Me pregunto por qué el hombre inventó la guerra.
En junio de 1808, el ejército de Napoleón ni una piedra en pie pretendía dejar en la Puerta del Portillo, convirtiéndola así en el primer Sitio de Zaragoza. Testigos muchos, quienes lo contaron pocos, y quienes sobrevivieron, menos.
Esta historia cuenta que, aquella mañana amaneció con un manto de niebla y una racha de cierzo les visitó y a las baterías ni el pelo se les movió. Parecía que el tiempo se parara donde nunca pasa nada rompiéndole la cadena que ataba el reloj a las horas.
Algunos hombres comenzaban a despertarse, unos volvían de sus guardias y otros empezaban a preparase tras las baterías.

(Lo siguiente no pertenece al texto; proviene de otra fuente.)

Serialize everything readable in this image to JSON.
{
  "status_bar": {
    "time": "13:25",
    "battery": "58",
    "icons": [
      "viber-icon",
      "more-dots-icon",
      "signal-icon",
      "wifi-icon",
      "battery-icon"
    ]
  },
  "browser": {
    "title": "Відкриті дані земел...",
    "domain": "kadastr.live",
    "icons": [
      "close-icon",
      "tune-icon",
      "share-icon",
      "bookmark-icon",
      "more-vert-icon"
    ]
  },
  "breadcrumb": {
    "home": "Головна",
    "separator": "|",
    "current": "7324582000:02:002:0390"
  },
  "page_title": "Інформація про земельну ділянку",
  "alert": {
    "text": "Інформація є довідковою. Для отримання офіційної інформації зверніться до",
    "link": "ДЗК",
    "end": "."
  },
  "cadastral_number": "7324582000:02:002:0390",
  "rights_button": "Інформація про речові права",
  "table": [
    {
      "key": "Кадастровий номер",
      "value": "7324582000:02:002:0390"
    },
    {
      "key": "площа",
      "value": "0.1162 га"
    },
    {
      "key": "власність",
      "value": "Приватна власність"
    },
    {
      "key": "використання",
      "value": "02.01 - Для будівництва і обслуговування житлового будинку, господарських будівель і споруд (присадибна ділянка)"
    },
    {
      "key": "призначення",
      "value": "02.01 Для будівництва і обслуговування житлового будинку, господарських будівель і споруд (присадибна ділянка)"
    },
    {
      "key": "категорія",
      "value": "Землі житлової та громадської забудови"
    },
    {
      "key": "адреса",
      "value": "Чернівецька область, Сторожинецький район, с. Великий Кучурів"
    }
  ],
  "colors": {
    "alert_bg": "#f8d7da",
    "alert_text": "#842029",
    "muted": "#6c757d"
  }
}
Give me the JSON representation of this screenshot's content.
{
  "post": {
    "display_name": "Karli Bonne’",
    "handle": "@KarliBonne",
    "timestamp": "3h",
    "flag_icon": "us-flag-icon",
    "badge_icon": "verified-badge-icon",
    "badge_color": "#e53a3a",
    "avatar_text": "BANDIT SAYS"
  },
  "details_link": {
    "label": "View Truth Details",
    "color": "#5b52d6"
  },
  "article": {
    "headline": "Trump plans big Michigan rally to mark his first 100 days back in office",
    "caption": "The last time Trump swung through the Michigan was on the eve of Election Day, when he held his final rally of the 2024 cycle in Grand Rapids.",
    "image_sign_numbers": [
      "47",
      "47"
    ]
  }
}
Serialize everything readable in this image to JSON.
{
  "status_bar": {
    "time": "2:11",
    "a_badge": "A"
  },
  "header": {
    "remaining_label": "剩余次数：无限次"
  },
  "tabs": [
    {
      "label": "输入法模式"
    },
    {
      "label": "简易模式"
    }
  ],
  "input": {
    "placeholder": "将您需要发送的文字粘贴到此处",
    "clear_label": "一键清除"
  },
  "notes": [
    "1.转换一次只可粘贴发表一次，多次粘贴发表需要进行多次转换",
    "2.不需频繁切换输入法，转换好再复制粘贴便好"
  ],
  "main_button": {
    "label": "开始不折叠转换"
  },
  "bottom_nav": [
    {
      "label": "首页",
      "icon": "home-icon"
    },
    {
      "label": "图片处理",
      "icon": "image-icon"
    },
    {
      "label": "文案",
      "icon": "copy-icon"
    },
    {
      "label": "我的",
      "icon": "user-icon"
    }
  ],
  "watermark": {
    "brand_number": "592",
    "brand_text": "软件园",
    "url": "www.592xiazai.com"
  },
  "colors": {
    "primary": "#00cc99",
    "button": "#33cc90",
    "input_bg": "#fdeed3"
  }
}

Algunas mujeres daban aún vueltas en sus camas deseando despertar de un mal sueño de una noche de verano y estar lejos de todo aquello y otras, ya en pie, preparaban comidas, suministros y todo aquello que les sirviera para luchar.
La ciudad aún medio dormida, se despertó al oír los pasos de los caballos y los tiros de los cañones. Abrieron los ojos para ver y con el destino se encontraron de cara. El primer cañonazo hizo que el mundo se parara, pero el tiempo no lo hizo. Nuestro ejército tenía bandera y éramos un solo corazón latiendo con valor unidos contra la guerra. Todo lo que fue, fue aquello que no puedo ser.
La protagonista de esta historia, fue una heroína, que si hoy de ella un cómic se hiciera, llevaría botas, capa y corona. Pero en esos tiempos, calzaba alpargatas, falda y mantón. Y como poder, su coraje y su valor.
Entre humo, niebla, cierzo, olor a pólvora y a muerte, avanzaba por la calle abrazada a la tristeza jugándose la vida para llevar comida a los hombres que allí luchaban y caían tocados y hundidos. Miraba atrás y la sangre seguía viva pero los hombres yacían muertos. Se vio sin querer con la soledad pegada a su alma mientras los cañones seguían rugiendo y los llantos desconsolados que estrangulaban las gargantas de aquellos que arriesgaron su vida convencidos de que se pierde más por miedo que por intentarlo.
Como una heroína, Agustina, sabiendo que le esperaba la muerte traicionera, tuvo que soltar todo lo que en las manos tenía, se agarró muy fuerte a sí misma y cogiendo un botafuegos de la mano de un hombre agotado sin apenas aliento, se dirigió al cañón que allí latía, prendió la mecha y rugiendo metal y fuego arrasó todo lo que por el camino se cruzó. Su valentía dio la fuerza que les faltaba a los hombres y a las mujeres debido al agotamiento y al miedo, haciendo que ese corazón volviera a unirse para defender Zaragoza latiendo con más fuerza y valor.
El heroísmo de Agustina fue reconocido, siendo así admitida dentro del cuerpo de artilleros. No sería ni la primera ni la última vez que se agarraría a su valor para seguir luchando. Allí donde iba, se le conocía, se le conoce y se le conocerá.
Hoy en día, sus restos se encuentran en el mausoleo de las Heroínas de los Sitios de Zaragoza, en la capilla de la Anunciación de la iglesia de Nuestra Señora del Portillo, junto con los restos de otras heroínas.
En las guerras no solo luchaban ni luchan los hombres. Una mujer no tiene que empuñar un botafuegos para ser una heroína. Una heroína no tiene que salvar una ciudad para ser reconocida.